India’s trade landscape is witnessing a historic shift, with landmark agreements signed with the European Union (EU) and the United States (US). While these deals signal India’s commitment to opening its economy and integrating globally, experts caution that structural challenges could limit the full potential of these free trade agreements (FTAs).
India’s Trade Milestones
The recent agreements mark India’s 10th FTA since 2014, highlighting a departure from previous protectionist policies that delayed negotiations for decades. Fresh talks have also been initiated with the six-nation Gulf Cooperation Council (GCC), representing about 15% of India’s global trade.
Sectors such as gems, jewellery, textiles, and hi-tech manufacturing are expected to benefit from these deals. However, analysts emphasize that the agreements alone cannot drive export growth without deeper trade reform and operational improvements.
Utilization and Implementation Challenges
Historically, India’s FTA utilization rate has been low, around 25%, compared to 70–80% in developed economies. Small and medium exporters often face high paperwork, compliance risks, and a lack of understanding of FTA provisions, which reduces the practical benefits of tariff reductions.

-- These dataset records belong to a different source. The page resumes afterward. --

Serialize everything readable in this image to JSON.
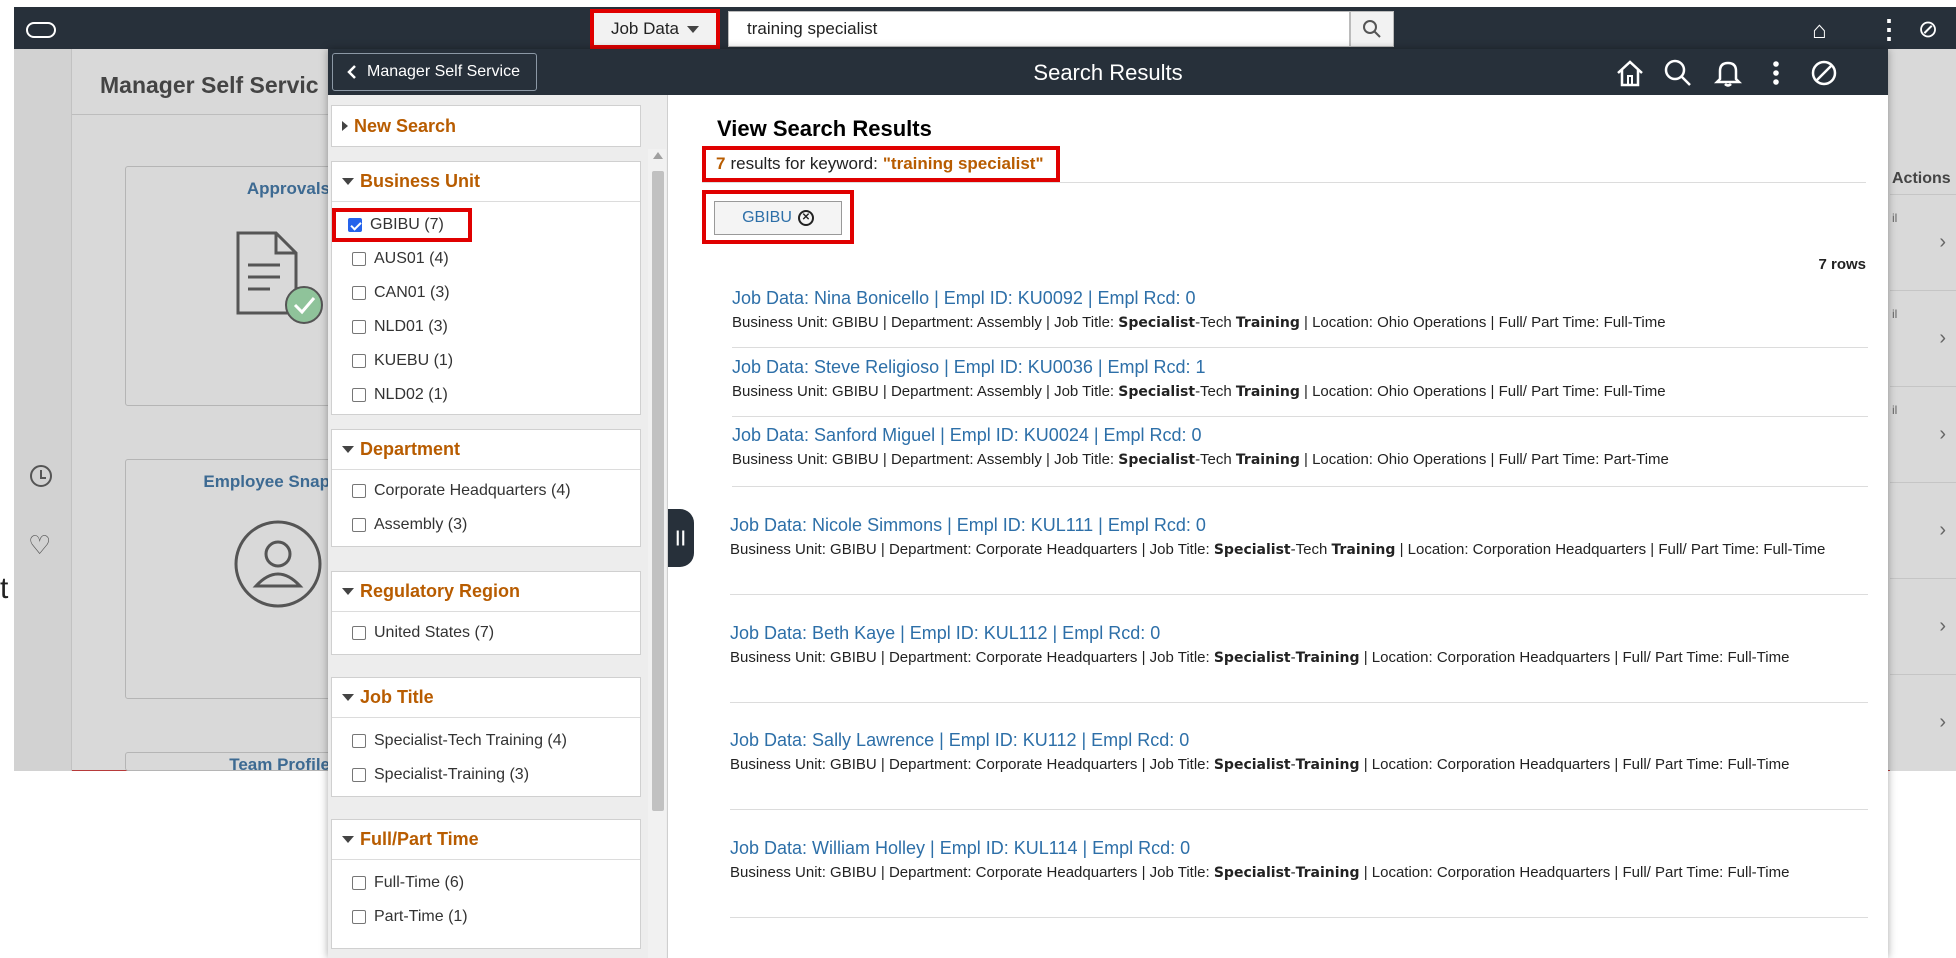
{
  "background": {
    "title": "Manager Self Servic",
    "tiles": [
      {
        "title": "Approvals"
      },
      {
        "title": "Employee Snap"
      },
      {
        "title": "Team Profile"
      }
    ],
    "stray_char": "t",
    "actions_label": "Actions",
    "row_snippet": "il"
  },
  "searchbar": {
    "category": "Job Data",
    "query": "training specialist"
  },
  "modal": {
    "back_label": "Manager Self Service",
    "title": "Search Results"
  },
  "filters": {
    "new_search": "New Search",
    "groups": [
      {
        "title": "Business Unit",
        "options": [
          "GBIBU (7)",
          "AUS01 (4)",
          "CAN01 (3)",
          "NLD01 (3)",
          "KUEBU (1)",
          "NLD02 (1)"
        ]
      },
      {
        "title": "Department",
        "options": [
          "Corporate Headquarters (4)",
          "Assembly (3)"
        ]
      },
      {
        "title": "Regulatory Region",
        "options": [
          "United States (7)"
        ]
      },
      {
        "title": "Job Title",
        "options": [
          "Specialist-Tech Training (4)",
          "Specialist-Training (3)"
        ]
      },
      {
        "title": "Full/Part Time",
        "options": [
          "Full-Time (6)",
          "Part-Time (1)"
        ]
      }
    ]
  },
  "results": {
    "heading": "View Search Results",
    "count": "7",
    "count_text": "results for keyword:",
    "keyword": "\"training specialist\"",
    "active_filter": "GBIBU",
    "rows_label": "7 rows",
    "items": [
      {
        "title": "Job Data: Nina Bonicello | Empl ID: KU0092 | Empl Rcd: 0",
        "pre": "Business Unit: GBIBU | Department: Assembly | Job Title: ",
        "hl1": "Specialist",
        "mid": "-Tech ",
        "hl2": "Training",
        "post": " | Location: Ohio Operations | Full/ Part Time: Full-Time"
      },
      {
        "title": "Job Data: Steve Religioso | Empl ID: KU0036 | Empl Rcd: 1",
        "pre": "Business Unit: GBIBU | Department: Assembly | Job Title: ",
        "hl1": "Specialist",
        "mid": "-Tech ",
        "hl2": "Training",
        "post": " | Location: Ohio Operations | Full/ Part Time: Full-Time"
      },
      {
        "title": "Job Data: Sanford Miguel | Empl ID: KU0024 | Empl Rcd: 0",
        "pre": "Business Unit: GBIBU | Department: Assembly | Job Title: ",
        "hl1": "Specialist",
        "mid": "-Tech ",
        "hl2": "Training",
        "post": " | Location: Ohio Operations | Full/ Part Time: Part-Time"
      },
      {
        "title": "Job Data: Nicole Simmons | Empl ID: KUL111 | Empl Rcd: 0",
        "pre": "Business Unit: GBIBU | Department: Corporate Headquarters | Job Title: ",
        "hl1": "Specialist",
        "mid": "-Tech ",
        "hl2": "Training",
        "post": " | Location: Corporation Headquarters | Full/ Part Time: Full-Time"
      },
      {
        "title": "Job Data: Beth Kaye | Empl ID: KUL112 | Empl Rcd: 0",
        "pre": "Business Unit: GBIBU | Department: Corporate Headquarters | Job Title: ",
        "hl1": "Specialist",
        "mid": "-",
        "hl2": "Training",
        "post": " | Location: Corporation Headquarters | Full/ Part Time: Full-Time"
      },
      {
        "title": "Job Data: Sally Lawrence | Empl ID: KU112 | Empl Rcd: 0",
        "pre": "Business Unit: GBIBU | Department: Corporate Headquarters | Job Title: ",
        "hl1": "Specialist",
        "mid": "-",
        "hl2": "Training",
        "post": " | Location: Corporation Headquarters | Full/ Part Time: Full-Time"
      },
      {
        "title": "Job Data: William Holley | Empl ID: KUL114 | Empl Rcd: 0",
        "pre": "Business Unit: GBIBU | Department: Corporate Headquarters | Job Title: ",
        "hl1": "Specialist",
        "mid": "-",
        "hl2": "Training",
        "post": " | Location: Corporation Headquarters | Full/ Part Time: Full-Time"
      }
    ]
  },
  "colors": {
    "topbar": "#27303a",
    "accent": "#b85c00",
    "link": "#2d6fa8",
    "highlight": "#e00000"
  }
}
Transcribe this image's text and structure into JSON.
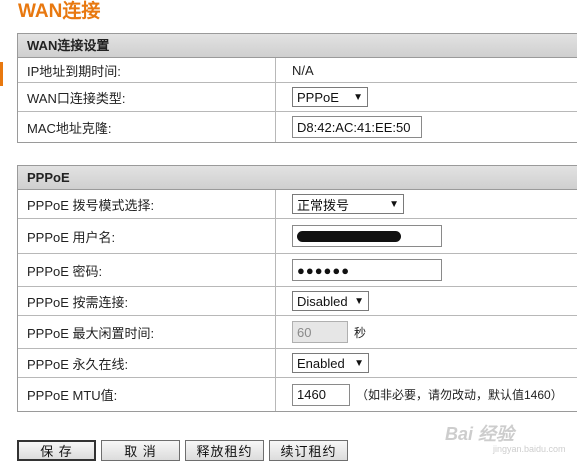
{
  "page": {
    "title": "WAN连接"
  },
  "wan_settings": {
    "header": "WAN连接设置",
    "ip_expire": {
      "label": "IP地址到期时间:",
      "value": "N/A"
    },
    "wan_type": {
      "label": "WAN口连接类型:",
      "selected": "PPPoE"
    },
    "mac_clone": {
      "label": "MAC地址克隆:",
      "value": "D8:42:AC:41:EE:50"
    }
  },
  "pppoe": {
    "header": "PPPoE",
    "dial_mode": {
      "label": "PPPoE 拨号模式选择:",
      "selected": "正常拨号"
    },
    "username": {
      "label": "PPPoE 用户名:"
    },
    "password": {
      "label": "PPPoE 密码:",
      "value": "●●●●●●"
    },
    "on_demand": {
      "label": "PPPoE 按需连接:",
      "selected": "Disabled"
    },
    "max_idle": {
      "label": "PPPoE 最大闲置时间:",
      "value": "60",
      "unit": "秒"
    },
    "always_on": {
      "label": "PPPoE 永久在线:",
      "selected": "Enabled"
    },
    "mtu": {
      "label": "PPPoE MTU值:",
      "value": "1460",
      "hint": "（如非必要，请勿改动，默认值1460）"
    }
  },
  "buttons": {
    "save": "保 存",
    "cancel": "取 消",
    "release": "释放租约",
    "renew": "续订租约"
  },
  "watermark": {
    "main": "Bai 经验",
    "sub": "jingyan.baidu.com"
  },
  "colors": {
    "accent": "#e8780f",
    "header_bg": "#d8d8d8"
  }
}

Complex Rules of Origin requirements, documentation costs, non-tariff barriers, and inconsistent customs interpretation further hinder exporters. Under the India-EU FTA, exporters must now self-certify origin claims, taking on legal and financial risk if mistakes occur.
Competitiveness Beyond Tariffs
Experts note that true trade competitiveness comes from efficient operations, reliable logistics, predictable customs clearance, and integrated supply chains. Countries like Vietnam have leveraged these advantages to boost exports, outperforming India in labor-intensive sectors such as textiles, footwear, and furniture.
India’s fragmented manufacturing push and high logistic costs remain key obstacles. Without addressing these challenges, tariff parity alone may not translate into market share gains or private investment.
The Way Forward
While India’s FTAs with the EU and US are historic, policy reforms, infrastructure upgrades, and trade facilitation will be crucial to maximize benefits. Streamlining export processes and reducing transaction costs will support job creation, attract private investment, and help achieve the government’s $1 trillion per year exports target.